Maybe you are wondering why I was asked to take this survey (and why you didn’t get to take one)?
Well, one boy and one girl were randomly chosen from our eighth grade class to be part of a long-range study about drugs.
I was the lucky girl.
I was followed by researchers in this study FOR YEARS and enjoyed it quite a bit.
I even found who the boy was that was asked to do it. Occasionally we would talk about how weird we thought it was. (He ended up being in a band I competed against and lost to in this story. Also, I think he may have gotten into some drugs, but I don't know if he put it on his survey.)
What Was it Like to Take the Surveys?
I took hour long surveys and took part in taped interviews annually (even with my boyfriend/now husband) into my mid-twenties for a few hundred dollars here and there.
One of the requirements was picking three topics contentious to our family dynamic and talking about them while being filmed. Fun stuff!
“Money” was a card on the table a lot growing up.
I would sit there and watch my parents awkwardly talk about it and then chime in with all my knowledge as a teenager.
I wish I could see those tapes!
Back to the Question: Unique or the Best?
This was interesting to come across as a middle schooler. I thought about a quote mentioning ladders before answering the question.
“It’s better to be at the bottom of a ladder you want to climb than in the middle of a ladder you don’t want to climb.”
8th grade me:
"It’s always great to climb a ladder to the top, but if someone else built it, I probably wouldn’t be impressed with myself. I must be the type of person who would rather build a dilapidated ladder, but at least call the ladder my own, even if I eventually fell off it or had to build it twice."
Odd thought process over.
And I enjoyed the process of approaching the question differently, which was... apparently the answer to my question.
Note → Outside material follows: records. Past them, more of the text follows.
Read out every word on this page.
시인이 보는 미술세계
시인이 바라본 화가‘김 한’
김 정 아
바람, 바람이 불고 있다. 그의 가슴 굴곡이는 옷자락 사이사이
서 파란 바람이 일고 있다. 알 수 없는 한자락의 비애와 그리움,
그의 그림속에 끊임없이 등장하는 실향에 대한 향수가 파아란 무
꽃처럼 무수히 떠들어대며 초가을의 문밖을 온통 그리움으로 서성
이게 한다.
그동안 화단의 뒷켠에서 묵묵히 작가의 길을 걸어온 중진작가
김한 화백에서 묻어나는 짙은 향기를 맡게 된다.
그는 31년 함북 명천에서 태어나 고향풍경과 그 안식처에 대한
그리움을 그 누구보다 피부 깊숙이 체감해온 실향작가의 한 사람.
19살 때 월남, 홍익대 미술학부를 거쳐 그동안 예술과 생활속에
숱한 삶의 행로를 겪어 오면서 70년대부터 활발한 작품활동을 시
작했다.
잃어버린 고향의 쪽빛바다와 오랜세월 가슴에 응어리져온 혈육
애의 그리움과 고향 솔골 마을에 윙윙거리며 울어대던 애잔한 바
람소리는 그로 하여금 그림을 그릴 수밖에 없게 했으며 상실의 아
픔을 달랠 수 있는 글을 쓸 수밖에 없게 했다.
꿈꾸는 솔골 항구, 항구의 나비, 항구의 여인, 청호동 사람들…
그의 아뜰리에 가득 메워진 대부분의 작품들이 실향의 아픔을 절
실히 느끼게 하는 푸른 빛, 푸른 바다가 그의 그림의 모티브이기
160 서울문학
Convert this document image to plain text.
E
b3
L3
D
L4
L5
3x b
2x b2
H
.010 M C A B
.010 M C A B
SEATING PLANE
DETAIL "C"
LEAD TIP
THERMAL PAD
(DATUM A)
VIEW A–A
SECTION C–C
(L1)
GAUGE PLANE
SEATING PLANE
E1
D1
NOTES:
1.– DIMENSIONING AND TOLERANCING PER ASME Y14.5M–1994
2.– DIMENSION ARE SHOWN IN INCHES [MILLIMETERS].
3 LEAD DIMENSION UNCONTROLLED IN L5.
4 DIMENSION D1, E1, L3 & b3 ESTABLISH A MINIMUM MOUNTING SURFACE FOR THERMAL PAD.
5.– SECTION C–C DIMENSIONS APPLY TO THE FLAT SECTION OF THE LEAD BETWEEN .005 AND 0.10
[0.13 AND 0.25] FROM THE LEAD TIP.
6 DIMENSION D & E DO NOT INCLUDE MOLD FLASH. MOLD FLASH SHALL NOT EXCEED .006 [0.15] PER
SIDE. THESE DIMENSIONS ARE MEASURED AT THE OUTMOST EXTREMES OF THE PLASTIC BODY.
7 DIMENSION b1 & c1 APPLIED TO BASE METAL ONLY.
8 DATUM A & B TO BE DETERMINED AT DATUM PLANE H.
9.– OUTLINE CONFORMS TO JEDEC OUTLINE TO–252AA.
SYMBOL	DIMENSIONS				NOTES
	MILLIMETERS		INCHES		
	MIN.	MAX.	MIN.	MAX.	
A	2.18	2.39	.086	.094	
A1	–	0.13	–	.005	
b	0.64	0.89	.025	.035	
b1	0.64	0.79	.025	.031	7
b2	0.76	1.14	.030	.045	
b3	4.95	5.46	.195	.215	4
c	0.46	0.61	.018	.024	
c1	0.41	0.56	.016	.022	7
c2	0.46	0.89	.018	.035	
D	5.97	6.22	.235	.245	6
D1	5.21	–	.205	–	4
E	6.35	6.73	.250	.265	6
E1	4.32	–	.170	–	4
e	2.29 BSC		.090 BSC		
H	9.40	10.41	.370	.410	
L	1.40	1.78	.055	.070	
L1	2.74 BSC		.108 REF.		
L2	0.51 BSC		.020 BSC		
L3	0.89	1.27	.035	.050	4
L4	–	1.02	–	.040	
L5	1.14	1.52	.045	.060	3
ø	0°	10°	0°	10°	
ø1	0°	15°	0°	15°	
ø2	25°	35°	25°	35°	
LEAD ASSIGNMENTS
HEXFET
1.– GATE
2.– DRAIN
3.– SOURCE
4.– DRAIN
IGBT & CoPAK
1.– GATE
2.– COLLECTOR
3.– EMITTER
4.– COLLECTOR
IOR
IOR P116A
At the end of the test, I was asked if there was anything else the scorers of the test should know about me.
I drew a stick person falling off a ladder.
Then I wrote, “I am not a good random sample for the population you need to study. But I do like getting paid to talk about myself. I will never do drugs. I will never drink distilled beverages. Good luck with your study.”
Time and time again, I tried to save the University of Iowa researchers work by telling them to discard my test because I wasn’t “normal.”
Now that I work with middle schoolers, I realize none of them think they are normal.
I genuinely hope this research is still being conducted. It was an easy source of reflection throughout my life and I certainly enjoyed the random extra money here and there.
Still, I’ll never pursue surveys on purpose. But if they find me and my family? I’ll be fine with taking them.